When body composition was evaluated at PND 25, the highest leptin and body fat were seen in the RC group. However, body fat did not correlate with pup leptin in the other three groups. Further studies are needed to evaluate both the source of pup serum leptin and the mechanism by which the leptin surge is delayed in the offspring of mothers restricted during pregnancy and how changes in appetite brought about by this alteration interact with other factors such as activity and altered metabolic rate in the genesis of obesity.

We also sought to determine whether the leptin in fetal serum is of fetal or maternal origin. Our findings indicate that there is no correlation between milk leptin intake and pup serum leptin. This finding is of importance in relation to the potential role of pup leptin in inhibiting pup suckling behavior. It is well known that in adults the hormone leptin inhibits food intake. However, the correlation between pup serum leptin and milk intake was very weak and showed no significance in any individual group. This finding is consistent with previous observations that leptin administration is unable to influence body weight, fat pad, and milk intake (28). In addition, exogenous leptin did not modify milk intake in neonatal mice at PND 7–10 (28). In contrast, rat studies have shown that physiologic oral doses of leptin administered during lactation exert anorexigenic effects without affecting body weight gain (23). Our findings are not surprising in view of the very different timing of maximal pup serum leptin values in the four groups. In fact the poor correlation of pup serum leptin and milk intake over the full study was positive showing no indication of an inhibitory effect of leptin on milk appetite in the neonatal pups.

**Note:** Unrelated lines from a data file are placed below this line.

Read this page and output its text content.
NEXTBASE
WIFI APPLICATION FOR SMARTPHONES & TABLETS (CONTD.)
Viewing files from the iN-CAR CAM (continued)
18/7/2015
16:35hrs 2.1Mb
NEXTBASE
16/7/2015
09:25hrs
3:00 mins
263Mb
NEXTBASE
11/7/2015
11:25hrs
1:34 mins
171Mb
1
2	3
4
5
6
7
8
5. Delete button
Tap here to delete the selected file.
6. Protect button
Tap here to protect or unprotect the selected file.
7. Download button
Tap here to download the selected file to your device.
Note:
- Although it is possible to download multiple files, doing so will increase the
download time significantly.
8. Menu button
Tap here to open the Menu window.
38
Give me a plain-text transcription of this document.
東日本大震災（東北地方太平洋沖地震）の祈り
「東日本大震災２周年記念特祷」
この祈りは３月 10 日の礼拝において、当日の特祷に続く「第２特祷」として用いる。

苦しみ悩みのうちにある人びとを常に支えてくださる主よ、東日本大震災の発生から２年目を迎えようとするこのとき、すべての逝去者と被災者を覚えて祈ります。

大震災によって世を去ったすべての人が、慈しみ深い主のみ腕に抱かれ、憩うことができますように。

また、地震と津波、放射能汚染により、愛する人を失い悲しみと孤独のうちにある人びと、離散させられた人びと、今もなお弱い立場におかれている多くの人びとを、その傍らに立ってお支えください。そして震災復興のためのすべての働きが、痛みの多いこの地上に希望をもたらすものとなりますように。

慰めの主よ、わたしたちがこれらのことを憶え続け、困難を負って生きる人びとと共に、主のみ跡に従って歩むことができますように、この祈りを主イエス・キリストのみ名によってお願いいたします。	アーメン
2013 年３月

In conclusion, we would make four major observations from our evaluation of changes in milk and pup leptin. First, our findings indicate that milk leptin is unlikely to be a major determinant of pup serum leptin. Secondly, we could find no evidence that pup serum leptin inhibits milk appetite at this age. Thirdly, pup adipose tissue may not be the only neonatal source of leptin in pup serum. Finally, the normal postnatal rise in leptin was delayed in animals undernourished prenatally. These data are compatible with the view that the timing of neonatal leptin surge is influenced by fetal nutrition and may play a role in altered appetitive regulation and contribute to the development of metabolic disorders in later life.